Warri Refinery: Fuel Prices Expected to Drop as Production Begins

The Warri Refining and Petrochemicals Company Limited (WRPC) has officially resumed production. This move is expected to trigger a significant reduction in the cost of refined petroleum products in the domestic market, oil marketers and regulatory authorities have projected.

The Nigerian National Petroleum Company Limited (NNPCL) announced the reopening of the 125,000 barrels-per-day facility, located in Delta State, signaling a renewed effort to boost local refining capacity.

The development comes on the heels of the recent operational restart of the Port Harcourt Refinery, which processes 60,000 barrels daily, and aligns with President Bola Tinubu’s vision to transform Nigeria into a hub for refined petroleum products in Africa.

Speaking on the development, Mustapha Zarma, National Operations Controller of the Independent Petroleum Marketers Association of Nigeria (IPMAN), highlighted the expected impact on pricing.

“Certainly, there is going to be a further drop in prices once the facility starts pumping out products in large volumes. This is because there is going to be a lot of competition, and the market will be driven by market forces,” he said.

The reopening of the Warri refinery is anticipated to intensify competition in the downstream oil sector. This competition will likely compel other refiners to adjust prices downward, offering relief to Nigerian consumers. Additionally, local production reduces dependence on imported fuel, lessening the strain on foreign currency reserves.

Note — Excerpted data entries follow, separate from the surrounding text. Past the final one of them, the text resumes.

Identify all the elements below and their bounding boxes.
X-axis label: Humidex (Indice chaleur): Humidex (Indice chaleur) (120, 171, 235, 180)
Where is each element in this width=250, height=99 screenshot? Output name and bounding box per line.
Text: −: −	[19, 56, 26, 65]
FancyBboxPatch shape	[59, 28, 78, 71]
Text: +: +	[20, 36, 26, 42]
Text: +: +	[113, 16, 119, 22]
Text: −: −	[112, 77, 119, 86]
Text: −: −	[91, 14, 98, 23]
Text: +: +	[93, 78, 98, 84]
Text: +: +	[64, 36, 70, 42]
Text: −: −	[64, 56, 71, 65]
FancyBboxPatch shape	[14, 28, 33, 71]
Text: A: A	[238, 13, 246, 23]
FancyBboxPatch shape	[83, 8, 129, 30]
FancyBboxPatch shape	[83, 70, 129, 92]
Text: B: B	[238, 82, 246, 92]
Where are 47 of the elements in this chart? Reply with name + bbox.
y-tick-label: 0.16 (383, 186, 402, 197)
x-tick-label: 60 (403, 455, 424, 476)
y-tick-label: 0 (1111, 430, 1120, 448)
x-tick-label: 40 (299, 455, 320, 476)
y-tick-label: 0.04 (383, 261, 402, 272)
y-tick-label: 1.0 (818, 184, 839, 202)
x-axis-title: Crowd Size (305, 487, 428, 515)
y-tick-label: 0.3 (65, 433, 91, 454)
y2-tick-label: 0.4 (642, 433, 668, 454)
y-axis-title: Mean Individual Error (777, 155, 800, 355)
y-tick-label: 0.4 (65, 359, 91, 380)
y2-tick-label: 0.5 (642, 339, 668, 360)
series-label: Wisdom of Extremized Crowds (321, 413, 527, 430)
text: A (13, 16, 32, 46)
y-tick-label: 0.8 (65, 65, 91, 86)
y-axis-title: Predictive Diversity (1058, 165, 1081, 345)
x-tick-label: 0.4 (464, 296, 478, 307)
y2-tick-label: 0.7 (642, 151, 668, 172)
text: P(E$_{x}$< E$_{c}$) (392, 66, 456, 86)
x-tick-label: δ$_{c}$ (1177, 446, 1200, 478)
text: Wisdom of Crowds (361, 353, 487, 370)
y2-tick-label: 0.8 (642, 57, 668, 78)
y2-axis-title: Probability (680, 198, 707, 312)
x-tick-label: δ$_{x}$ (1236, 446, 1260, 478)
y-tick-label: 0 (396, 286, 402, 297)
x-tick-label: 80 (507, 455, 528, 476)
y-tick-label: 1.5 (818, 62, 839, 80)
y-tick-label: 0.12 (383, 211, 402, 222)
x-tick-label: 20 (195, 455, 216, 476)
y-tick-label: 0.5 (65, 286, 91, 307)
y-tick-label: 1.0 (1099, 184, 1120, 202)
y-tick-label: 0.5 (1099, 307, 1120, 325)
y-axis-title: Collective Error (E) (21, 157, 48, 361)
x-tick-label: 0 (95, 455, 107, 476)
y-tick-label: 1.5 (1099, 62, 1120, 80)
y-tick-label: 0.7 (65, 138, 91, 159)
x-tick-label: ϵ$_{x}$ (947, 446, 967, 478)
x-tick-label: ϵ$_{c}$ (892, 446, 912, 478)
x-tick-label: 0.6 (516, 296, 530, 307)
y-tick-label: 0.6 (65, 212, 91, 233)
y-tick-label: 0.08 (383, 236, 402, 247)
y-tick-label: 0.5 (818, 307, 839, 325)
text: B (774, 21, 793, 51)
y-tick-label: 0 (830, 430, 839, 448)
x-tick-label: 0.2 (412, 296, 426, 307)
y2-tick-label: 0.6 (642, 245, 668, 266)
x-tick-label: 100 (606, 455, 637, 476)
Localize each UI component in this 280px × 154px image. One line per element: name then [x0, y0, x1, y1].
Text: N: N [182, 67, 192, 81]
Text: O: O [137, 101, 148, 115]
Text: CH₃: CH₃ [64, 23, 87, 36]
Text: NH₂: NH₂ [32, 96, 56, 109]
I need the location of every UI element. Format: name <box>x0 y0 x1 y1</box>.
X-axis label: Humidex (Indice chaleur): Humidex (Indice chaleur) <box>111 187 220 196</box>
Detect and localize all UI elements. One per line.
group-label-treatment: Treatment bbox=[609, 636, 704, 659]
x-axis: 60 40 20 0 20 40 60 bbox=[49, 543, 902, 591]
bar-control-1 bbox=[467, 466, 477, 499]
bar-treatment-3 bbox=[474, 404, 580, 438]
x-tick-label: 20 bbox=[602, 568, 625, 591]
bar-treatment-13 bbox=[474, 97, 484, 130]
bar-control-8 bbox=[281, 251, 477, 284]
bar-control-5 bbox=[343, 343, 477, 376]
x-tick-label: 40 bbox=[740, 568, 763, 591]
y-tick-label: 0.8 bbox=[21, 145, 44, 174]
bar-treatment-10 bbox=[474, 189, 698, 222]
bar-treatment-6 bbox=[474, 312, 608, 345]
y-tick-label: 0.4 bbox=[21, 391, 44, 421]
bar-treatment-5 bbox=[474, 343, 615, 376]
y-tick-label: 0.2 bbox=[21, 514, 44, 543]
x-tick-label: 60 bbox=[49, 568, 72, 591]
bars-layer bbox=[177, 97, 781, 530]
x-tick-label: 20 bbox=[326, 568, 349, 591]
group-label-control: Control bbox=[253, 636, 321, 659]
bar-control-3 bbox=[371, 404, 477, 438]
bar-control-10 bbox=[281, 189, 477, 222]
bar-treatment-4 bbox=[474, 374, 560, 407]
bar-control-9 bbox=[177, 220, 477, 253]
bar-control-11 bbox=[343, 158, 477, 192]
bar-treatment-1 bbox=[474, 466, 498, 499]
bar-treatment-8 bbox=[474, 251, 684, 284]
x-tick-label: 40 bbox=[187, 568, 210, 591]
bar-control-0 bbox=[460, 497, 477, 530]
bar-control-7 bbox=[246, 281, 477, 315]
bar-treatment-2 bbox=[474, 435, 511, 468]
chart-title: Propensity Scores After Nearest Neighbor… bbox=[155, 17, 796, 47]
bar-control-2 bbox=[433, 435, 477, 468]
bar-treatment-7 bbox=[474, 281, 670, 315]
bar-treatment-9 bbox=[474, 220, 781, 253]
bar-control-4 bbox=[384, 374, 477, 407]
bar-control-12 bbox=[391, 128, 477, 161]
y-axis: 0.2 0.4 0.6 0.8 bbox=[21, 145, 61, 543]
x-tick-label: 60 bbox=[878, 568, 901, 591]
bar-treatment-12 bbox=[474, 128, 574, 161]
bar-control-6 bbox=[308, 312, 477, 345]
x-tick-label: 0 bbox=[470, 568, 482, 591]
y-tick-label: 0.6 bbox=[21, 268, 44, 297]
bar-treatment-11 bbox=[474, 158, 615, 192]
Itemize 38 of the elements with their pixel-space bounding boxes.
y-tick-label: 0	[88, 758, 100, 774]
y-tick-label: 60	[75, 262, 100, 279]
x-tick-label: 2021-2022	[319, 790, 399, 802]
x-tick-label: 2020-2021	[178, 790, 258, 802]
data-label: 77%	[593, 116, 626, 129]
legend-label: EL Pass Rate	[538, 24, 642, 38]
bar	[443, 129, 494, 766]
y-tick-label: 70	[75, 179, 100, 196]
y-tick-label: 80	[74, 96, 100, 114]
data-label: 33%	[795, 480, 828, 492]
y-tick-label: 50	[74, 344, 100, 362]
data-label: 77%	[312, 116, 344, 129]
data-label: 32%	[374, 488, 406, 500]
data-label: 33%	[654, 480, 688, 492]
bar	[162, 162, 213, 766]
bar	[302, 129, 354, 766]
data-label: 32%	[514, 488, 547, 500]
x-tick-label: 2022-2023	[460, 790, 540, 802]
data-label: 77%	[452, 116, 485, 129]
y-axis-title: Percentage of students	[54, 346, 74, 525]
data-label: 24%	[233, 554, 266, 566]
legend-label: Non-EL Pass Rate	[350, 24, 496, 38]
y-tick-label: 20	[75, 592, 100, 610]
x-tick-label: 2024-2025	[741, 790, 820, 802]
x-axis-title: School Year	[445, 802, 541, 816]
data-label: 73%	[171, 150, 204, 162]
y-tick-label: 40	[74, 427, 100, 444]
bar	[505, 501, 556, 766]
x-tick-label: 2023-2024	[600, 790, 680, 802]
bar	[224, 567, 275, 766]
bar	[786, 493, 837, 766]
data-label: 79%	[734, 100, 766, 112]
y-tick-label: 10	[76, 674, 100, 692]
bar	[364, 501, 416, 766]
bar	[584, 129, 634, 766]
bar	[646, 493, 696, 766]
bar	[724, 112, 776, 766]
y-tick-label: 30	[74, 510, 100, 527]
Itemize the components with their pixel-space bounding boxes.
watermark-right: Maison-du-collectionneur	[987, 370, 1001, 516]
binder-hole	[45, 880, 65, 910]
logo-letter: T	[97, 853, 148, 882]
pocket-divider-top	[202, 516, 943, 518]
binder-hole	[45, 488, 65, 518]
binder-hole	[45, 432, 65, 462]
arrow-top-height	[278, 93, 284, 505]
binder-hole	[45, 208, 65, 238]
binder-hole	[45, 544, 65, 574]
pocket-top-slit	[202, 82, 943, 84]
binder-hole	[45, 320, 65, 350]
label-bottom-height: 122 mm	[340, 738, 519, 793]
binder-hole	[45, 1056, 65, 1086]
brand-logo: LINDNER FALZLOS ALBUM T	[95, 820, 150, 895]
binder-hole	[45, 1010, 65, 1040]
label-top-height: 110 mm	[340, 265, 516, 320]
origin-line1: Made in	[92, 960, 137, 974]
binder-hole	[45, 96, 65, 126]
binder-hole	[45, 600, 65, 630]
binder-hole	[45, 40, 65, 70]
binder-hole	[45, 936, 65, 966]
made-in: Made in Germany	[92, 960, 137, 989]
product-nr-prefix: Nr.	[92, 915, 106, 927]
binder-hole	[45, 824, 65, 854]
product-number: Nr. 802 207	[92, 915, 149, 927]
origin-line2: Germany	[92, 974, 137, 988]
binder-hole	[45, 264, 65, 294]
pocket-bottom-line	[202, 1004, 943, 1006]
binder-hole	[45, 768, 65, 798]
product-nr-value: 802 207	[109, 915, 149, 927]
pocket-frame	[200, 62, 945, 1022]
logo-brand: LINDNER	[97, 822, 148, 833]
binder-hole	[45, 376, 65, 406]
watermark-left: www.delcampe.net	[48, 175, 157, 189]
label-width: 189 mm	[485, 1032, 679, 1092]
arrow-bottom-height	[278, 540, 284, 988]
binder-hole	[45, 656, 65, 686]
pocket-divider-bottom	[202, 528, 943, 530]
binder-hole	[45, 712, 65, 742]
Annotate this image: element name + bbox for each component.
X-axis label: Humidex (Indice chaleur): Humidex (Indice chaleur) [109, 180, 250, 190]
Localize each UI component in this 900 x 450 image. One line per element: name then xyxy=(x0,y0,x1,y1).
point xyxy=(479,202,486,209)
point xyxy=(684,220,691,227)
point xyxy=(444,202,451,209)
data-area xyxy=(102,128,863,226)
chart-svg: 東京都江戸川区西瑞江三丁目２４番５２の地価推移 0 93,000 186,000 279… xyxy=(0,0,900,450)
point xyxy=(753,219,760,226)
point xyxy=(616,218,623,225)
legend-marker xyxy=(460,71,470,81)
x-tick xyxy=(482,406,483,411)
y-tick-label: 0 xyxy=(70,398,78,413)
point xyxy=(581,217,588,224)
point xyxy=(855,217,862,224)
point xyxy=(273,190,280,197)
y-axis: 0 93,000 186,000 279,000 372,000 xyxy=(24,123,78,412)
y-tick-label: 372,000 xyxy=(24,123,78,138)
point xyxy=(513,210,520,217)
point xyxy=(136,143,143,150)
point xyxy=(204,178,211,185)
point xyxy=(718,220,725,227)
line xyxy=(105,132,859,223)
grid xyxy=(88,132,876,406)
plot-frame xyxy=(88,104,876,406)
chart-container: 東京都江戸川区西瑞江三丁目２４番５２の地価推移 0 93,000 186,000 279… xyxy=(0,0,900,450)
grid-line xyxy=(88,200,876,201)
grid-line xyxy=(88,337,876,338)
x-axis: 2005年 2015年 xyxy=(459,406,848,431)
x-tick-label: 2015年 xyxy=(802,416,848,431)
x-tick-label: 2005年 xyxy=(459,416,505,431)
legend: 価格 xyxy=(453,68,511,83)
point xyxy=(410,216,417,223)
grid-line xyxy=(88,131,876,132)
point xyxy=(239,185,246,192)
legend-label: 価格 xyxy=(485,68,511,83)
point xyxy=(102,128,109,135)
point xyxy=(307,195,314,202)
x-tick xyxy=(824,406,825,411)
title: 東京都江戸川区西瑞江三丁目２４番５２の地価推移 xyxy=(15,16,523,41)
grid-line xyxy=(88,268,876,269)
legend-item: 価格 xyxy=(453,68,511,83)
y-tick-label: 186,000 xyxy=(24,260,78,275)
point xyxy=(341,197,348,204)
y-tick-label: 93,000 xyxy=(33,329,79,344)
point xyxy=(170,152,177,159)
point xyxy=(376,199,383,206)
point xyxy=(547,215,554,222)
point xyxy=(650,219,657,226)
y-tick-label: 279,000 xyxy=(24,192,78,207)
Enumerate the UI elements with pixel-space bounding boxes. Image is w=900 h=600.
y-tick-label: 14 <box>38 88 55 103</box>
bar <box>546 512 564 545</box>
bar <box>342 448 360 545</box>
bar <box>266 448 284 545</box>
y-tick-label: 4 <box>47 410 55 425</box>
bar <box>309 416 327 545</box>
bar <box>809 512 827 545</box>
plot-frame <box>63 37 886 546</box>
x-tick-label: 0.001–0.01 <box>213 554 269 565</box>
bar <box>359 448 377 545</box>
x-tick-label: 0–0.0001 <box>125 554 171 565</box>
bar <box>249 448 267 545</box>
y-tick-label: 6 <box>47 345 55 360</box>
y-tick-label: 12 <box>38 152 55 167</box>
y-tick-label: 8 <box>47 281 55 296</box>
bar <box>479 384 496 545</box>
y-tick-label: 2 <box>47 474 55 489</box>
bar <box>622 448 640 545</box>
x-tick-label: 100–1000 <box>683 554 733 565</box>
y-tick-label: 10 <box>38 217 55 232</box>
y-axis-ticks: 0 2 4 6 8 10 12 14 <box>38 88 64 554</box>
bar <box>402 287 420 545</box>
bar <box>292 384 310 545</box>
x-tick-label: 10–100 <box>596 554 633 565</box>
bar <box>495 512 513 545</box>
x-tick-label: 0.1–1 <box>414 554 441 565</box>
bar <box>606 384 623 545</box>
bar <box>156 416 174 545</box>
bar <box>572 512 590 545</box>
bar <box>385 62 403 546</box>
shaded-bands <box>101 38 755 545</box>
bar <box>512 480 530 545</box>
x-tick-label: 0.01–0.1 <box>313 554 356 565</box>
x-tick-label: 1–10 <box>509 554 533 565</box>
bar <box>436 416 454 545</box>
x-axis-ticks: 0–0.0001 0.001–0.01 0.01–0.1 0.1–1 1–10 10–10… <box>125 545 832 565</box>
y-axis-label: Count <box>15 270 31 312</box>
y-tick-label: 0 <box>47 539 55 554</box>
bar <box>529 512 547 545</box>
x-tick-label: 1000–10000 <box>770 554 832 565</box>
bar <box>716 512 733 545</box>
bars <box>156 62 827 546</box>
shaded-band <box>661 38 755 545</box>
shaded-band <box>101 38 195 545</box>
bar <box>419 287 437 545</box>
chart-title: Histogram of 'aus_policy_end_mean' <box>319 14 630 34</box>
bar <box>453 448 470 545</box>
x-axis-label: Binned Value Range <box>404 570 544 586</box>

During a recent tour of the Warri refinery, Mele Kyari, Group Chief Executive Officer of NNPCL, stated that although rehabilitation of the facility was not yet fully complete, production had commenced with a focus on key products such as straight-run kerosene, automotive gas oil (diesel), and naphtha.

“We are taking you through our plant. This plant is running. Although it is not 100 per cent complete, we are still in the process. Many people think these things are not real. They think real things are not possible in this country. We want you to see that this is real,” Kyari remarked.

The Warri facility is currently operating at 60 percent capacity, equivalent to 75,000 barrels per day. Kyari expressed optimism that the refinery’s operations, alongside ongoing projects at other facilities, would position Nigeria as a net exporter of petroleum products.

“Some of these products will go into the international market. This will give us cash, and the promise of Mr. President that this country must be a net exporter of petroleum products is already happening,” he added.

Farouk Ahmed, Chief Executive Officer of the Nigerian Midstream and Downstream Petroleum Regulatory Authority (NMDPRA), echoed this sentiment, stating that the reopening would stabilize fuel prices across the country.

“It is important to note that this achievement is being enjoyed by the Nigerian public. For the first time in more than two decades, we are having the Yuletide without fuel queues and fuel all over the country,” Ahmed observed.

The restart of the Warri refinery brings not only competitive pricing but also economic benefits. Mohammed Shuaibu, Secretary of IPMAN Abuja-Suleja, emphasized how local refining would reduce demand for foreign currency used to import fuel.

“The demand for dollars to import products will continue to drop, and this will positively impact our foreign exchange reserves,” he said.